Para ilustrar, narro o fato. Acontecido em Belém, um encontro que tivemos: local exato? Não lembro, mas a cidade foi Belém. A terceira pessoa, um colega meu de infância, velho amigo de Bragança, cujo nome prefiro calar. Arguto, sagaz, eu o admirava desde criança. Ainda garota de Grupo Escolar (ele rapaz), meus primeiros anos de escola primária, eu pasmava perante aquele humor, a verve aliás peculiar a toda a sua família. Como ele me impressionava! Vai, encontramo-nos num bar, é isso, foi num bar, e o apresentei a Dal.

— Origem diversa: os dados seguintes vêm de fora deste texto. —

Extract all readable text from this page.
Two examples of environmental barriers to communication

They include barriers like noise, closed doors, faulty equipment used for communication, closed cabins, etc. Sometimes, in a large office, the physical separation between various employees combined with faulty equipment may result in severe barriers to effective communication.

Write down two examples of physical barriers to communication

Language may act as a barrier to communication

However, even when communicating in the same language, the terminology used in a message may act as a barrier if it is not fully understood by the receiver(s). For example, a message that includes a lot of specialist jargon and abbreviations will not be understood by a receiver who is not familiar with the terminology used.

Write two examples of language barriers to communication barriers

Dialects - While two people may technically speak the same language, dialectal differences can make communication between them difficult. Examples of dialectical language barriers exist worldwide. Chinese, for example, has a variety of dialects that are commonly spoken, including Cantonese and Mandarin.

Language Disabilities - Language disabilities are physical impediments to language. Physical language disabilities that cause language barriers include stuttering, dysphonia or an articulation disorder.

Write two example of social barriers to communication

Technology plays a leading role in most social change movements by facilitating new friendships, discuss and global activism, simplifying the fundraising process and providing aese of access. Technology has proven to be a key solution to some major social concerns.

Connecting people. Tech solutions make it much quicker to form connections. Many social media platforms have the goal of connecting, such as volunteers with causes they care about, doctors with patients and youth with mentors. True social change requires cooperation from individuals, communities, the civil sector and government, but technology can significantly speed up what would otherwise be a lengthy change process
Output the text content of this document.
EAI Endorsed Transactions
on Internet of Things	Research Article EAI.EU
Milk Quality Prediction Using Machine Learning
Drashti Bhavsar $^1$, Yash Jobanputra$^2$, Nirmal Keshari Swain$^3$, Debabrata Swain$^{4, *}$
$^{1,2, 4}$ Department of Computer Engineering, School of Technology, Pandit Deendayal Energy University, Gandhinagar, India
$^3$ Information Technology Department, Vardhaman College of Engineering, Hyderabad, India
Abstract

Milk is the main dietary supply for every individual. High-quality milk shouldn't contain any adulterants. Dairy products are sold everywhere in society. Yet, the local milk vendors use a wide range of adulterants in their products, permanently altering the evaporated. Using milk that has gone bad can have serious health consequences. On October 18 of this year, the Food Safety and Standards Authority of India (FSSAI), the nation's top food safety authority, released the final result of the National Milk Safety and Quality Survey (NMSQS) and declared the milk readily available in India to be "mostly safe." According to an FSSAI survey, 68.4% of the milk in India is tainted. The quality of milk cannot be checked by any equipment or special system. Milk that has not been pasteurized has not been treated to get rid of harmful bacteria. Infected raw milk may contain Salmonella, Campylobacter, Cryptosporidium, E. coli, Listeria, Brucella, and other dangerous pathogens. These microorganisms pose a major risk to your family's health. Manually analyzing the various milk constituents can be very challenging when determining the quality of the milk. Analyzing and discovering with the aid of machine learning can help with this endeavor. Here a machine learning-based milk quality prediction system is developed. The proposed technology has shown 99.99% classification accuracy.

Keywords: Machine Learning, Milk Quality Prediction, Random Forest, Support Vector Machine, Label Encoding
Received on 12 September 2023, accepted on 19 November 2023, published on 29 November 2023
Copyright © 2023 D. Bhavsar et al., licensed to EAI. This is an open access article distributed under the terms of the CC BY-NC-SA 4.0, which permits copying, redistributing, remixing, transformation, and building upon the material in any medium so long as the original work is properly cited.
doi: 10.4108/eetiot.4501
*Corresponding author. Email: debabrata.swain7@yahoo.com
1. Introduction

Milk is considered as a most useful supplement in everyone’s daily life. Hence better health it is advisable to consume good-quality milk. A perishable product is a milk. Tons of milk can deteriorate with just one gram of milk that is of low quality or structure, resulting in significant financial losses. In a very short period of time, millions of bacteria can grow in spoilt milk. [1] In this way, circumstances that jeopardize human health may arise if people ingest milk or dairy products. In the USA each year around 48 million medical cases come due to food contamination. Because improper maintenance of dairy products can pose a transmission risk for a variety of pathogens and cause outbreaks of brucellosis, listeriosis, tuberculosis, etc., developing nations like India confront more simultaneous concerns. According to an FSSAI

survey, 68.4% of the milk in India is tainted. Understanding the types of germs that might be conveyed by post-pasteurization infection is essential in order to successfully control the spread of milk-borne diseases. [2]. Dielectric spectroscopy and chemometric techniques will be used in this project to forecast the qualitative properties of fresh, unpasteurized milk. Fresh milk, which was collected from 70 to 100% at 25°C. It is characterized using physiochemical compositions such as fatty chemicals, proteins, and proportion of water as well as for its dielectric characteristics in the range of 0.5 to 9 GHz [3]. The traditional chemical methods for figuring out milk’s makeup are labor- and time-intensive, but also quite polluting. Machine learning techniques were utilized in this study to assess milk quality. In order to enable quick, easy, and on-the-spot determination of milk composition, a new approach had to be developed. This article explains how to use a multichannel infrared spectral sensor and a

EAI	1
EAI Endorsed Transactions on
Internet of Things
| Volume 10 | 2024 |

E fiz, teci ali mesmo uma porção de elogios ao amigo: “Dal, você nem imagina, este moço não é escritor porque não quer, com a inteligência que tem!” – e por aí fui. Bem vi o rosto de Dalcídio ir-se fechando. Mas era de poucas festas, mormente com desconhecidos. Não me alarmei, continuei com a minha parolagem endeusando, pondo o rapaz nas alturas, aventava até a hipótese de ele escrever um romance sobre o Salgado. E o Dal mudo. Vi então que estava era falando sozinha – o amigo teria talvez notado, alertado que era (é) de que a minha “fala” não estava encontrando o mínimo eco no nosso escritor. Calei-me, meio sem jeito, o de Bragança despediu-se. E mal deu ele as costas, Dalcídio explodiu: Deu à sua cólera uma vasa, um despejar que eu nunca imaginara, não se tratava de uma zangazinha qualquer, nada, raiva mesmo, era a primeira vez que eu descobria esse Dalcídio, e não acordava do meu sarapanto, de boca aberta, ouvindo o ralho-monstro:

– O quê que você está pensando que é um escritor, um romancista! (ralhava, a voz baixa, contida, mas pior, cem vezes pior que se esgoelasse)! Prosseguia, implacável: “É por isso, por gente como você, por um incentivo descabido desses que todo mundo se mete a escrever! Tudo quanto é ofício, tudo quanto é arte se aprende na dureza, no sacrifício, só a literatura todo gato pingado pensa que é capaz! Você não vê?! Os profissionais, em qualquer domínio, qualquer! e nem se diga que são frustrados, não, gente que é notável, admirável até na carreira que escolheram: médicos, juristas, o diabo! Pois bem: enquanto não escrevem, não cometem, não perpetram um livro não sossegam e nem se julgam realizados! O cúmulo! Como eu, que sou nulo em música e para isso nunca tive o menor dom, por um exemplo encontrasse ali naquela mesa o Paganini, e lhe dissesse: “Arreda pra lá, me deixa tocar esse teu violino!” A literatura, minha senhora, é uma coisa muito séria. É uma arte. E não é artista quem quer. Em âmbito nenhum. Que pessoas incultas ou que não são desse meio proclamem essas bobagens não me admira, é assim! Mas você – me olhava, os olhos me mediam, me davam certo medo – você, minha dona, já devia saber que um livro não se faz só porque se quer! Escrever bem é dever de todo alfabetizado. Todo o que tem um curso primário bem feito deve escrever correto. Mas escritor?!” (pp. 63-65).